The CEO’s answer did not please the congresswoman. She insisted that:
There’s no reason this should be $2,000 dollars a month. People are dying because of it and there’s no enforceable reason for it.
She also noted that scientists developed the drug using taxpayer money. And she reasoned:
I think it’s important that we notice here that we the public, we the people, developed this drug. We paid for this drug, we led and developed all of the grounding patents to create PrEP. And then that patent has been privatised despite the fact that the patent is owned by the public. We refuse to enforce it.
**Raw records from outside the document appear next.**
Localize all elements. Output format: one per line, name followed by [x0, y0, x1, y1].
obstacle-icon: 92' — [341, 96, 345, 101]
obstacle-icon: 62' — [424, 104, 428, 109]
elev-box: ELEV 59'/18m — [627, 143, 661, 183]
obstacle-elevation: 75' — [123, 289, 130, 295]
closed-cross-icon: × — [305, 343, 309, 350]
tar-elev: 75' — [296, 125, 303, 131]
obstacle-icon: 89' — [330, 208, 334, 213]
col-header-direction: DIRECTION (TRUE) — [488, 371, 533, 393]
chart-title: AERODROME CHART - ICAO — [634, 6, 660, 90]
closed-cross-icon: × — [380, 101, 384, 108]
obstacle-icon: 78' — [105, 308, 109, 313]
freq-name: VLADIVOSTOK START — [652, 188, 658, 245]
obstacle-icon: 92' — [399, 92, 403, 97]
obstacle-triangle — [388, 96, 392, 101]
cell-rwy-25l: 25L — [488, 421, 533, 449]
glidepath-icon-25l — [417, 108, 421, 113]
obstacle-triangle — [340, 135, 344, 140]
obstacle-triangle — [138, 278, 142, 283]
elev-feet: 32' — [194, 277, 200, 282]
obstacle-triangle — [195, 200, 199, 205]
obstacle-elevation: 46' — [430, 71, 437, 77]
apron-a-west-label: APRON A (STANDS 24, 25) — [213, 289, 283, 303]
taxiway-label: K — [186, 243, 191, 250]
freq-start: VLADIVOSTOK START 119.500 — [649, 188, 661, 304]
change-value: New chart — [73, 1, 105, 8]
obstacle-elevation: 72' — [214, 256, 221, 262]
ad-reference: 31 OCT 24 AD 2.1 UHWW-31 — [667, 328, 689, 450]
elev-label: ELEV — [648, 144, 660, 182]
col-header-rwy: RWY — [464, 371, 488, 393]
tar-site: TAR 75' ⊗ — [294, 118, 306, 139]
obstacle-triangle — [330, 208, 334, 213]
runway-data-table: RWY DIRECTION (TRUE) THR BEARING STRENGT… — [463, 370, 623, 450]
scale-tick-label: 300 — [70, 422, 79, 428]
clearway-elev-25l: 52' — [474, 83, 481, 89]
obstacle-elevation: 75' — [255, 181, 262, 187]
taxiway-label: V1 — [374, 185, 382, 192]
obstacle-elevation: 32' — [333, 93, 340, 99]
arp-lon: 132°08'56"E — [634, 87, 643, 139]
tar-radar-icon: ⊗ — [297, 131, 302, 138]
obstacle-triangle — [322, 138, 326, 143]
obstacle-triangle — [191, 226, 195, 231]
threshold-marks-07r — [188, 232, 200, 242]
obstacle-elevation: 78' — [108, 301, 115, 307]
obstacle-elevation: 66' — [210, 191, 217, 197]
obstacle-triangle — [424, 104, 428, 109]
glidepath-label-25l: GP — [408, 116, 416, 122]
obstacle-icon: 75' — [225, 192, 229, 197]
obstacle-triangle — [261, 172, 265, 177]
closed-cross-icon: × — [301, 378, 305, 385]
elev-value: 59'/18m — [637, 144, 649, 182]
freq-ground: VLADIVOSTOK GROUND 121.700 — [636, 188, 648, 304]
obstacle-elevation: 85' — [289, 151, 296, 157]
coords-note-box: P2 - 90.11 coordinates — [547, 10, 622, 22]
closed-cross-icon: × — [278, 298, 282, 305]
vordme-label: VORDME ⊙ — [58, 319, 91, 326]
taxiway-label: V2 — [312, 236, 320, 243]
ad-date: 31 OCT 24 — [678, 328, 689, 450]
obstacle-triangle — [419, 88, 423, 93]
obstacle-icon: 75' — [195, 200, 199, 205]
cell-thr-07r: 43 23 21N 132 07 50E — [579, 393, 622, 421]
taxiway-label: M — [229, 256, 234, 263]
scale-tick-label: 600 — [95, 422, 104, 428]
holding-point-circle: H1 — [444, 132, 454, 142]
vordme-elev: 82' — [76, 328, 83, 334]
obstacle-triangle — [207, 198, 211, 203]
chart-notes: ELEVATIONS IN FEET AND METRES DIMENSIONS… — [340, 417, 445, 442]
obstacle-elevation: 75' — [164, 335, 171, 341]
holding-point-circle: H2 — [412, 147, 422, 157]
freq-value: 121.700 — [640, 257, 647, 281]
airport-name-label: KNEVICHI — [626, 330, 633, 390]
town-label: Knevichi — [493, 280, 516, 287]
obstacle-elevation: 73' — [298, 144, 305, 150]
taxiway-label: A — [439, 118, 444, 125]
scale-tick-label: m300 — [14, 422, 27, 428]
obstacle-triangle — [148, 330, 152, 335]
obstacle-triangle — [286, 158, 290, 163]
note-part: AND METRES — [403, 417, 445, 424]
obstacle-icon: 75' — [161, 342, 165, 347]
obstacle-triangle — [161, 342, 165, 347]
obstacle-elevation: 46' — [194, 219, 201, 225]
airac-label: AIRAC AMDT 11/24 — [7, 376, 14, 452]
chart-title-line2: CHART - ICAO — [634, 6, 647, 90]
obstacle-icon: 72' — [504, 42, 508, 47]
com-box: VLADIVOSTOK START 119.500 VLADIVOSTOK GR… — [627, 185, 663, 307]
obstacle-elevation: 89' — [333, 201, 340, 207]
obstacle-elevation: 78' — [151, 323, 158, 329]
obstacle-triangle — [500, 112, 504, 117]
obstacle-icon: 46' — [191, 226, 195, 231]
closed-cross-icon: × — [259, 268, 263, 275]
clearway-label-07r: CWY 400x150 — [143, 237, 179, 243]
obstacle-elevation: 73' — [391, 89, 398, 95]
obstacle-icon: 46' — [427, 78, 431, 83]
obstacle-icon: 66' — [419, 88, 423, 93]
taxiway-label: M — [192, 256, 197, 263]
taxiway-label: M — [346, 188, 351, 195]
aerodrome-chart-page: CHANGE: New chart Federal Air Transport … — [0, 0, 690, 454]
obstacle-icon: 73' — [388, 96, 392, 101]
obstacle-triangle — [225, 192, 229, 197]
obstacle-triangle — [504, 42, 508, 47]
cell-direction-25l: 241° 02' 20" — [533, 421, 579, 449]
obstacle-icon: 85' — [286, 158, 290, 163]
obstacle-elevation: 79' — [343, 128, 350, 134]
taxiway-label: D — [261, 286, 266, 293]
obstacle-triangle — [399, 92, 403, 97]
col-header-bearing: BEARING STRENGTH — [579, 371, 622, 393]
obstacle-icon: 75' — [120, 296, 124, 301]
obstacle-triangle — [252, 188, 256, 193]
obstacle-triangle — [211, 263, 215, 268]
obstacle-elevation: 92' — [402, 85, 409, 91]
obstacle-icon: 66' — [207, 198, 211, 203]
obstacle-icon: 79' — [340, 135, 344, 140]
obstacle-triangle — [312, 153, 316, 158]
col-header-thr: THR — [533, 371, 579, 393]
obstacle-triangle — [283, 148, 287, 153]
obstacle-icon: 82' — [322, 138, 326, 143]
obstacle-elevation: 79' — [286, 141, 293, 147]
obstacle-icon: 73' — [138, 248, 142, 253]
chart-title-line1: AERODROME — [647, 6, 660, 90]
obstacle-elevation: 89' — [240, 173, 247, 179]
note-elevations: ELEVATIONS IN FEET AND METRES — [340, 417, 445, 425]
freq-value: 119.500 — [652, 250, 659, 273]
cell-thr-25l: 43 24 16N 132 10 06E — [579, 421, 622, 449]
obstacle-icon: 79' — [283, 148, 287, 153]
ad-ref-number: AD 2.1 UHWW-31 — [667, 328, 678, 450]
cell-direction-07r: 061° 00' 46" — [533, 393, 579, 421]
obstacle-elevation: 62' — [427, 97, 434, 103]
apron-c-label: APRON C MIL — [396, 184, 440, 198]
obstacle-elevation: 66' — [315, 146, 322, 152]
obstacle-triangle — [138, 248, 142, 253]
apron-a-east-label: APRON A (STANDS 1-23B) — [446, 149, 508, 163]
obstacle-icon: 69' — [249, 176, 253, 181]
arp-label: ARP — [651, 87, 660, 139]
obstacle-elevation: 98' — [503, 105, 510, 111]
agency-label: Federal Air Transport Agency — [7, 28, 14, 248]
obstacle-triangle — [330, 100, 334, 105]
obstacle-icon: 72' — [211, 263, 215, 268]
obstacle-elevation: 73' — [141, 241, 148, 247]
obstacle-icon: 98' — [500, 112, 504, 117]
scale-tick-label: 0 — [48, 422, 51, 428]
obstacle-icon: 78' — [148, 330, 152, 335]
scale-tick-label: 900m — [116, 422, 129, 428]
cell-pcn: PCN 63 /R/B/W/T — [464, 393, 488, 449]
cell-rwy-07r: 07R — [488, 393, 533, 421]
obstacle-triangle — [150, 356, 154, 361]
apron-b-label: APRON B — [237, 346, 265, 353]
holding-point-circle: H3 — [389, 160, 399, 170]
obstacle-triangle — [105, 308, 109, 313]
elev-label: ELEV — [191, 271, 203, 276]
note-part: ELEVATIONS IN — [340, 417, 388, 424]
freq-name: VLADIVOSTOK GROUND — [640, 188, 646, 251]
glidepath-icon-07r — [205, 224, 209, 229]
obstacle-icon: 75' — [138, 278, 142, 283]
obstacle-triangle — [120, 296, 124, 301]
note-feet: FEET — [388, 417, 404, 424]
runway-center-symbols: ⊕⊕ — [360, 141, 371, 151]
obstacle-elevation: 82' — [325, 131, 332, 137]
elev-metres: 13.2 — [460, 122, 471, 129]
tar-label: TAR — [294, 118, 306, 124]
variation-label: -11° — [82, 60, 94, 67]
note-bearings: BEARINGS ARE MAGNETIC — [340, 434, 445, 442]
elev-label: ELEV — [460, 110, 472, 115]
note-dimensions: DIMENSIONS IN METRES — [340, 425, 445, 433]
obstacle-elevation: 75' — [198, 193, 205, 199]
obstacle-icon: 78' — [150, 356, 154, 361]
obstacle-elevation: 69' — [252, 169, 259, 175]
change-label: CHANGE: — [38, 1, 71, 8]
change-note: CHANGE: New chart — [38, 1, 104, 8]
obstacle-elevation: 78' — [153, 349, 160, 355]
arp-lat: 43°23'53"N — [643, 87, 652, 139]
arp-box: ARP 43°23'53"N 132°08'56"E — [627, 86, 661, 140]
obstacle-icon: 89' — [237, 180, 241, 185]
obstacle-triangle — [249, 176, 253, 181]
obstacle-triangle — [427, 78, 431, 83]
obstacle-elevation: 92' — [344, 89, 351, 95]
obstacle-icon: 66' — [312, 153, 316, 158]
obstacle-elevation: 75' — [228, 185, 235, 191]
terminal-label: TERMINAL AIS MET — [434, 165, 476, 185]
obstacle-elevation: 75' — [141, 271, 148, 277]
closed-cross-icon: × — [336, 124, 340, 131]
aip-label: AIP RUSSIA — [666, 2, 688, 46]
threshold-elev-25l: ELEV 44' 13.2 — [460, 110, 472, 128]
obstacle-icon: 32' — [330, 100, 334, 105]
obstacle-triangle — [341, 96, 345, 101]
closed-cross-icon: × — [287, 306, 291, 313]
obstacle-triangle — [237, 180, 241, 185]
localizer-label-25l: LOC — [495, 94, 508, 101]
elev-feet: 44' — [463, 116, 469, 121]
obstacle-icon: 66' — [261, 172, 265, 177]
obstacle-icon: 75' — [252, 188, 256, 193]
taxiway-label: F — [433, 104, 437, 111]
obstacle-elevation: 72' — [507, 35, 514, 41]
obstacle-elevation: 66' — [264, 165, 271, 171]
.@AOC asked this pharma exec why a life-saving HIV drug costs nearly $2,000 in the U.S. and $8 in Australia pic.twitter.com/A7wTv92CCF
— NowThis Impact (@nowthisimpact) May 16, 2019
One Twitter user had the perfect description of O’Day’s company’s policies:
https://twitter.com/emuirhead/status/1129134689753505792
And another congratulated Ocasio-Cortez on her questioning of O’Day:
@AOC You are the voice for so many of us. Thank you. You are consistently prepared and knowledgeable about every question you delivery and every fact you lay down. 💛
— Dana Goldberg (@DGComedy) May 17, 2019
A failed model
The US model of healthcare is failing people. One study found that people in the US spend twice as much on healthcare than people in other wealthy countries. When compared with ten other countries, including the UK, the US also has worse results in health. For example, it has the lowest life expectancy and a higher infant mortality rate.
Given this, Ocasio-Cortez’s comments are an insight into how the US healthcare model works; and specifically, how it works to the advantage of drug companies at the expense of the average person.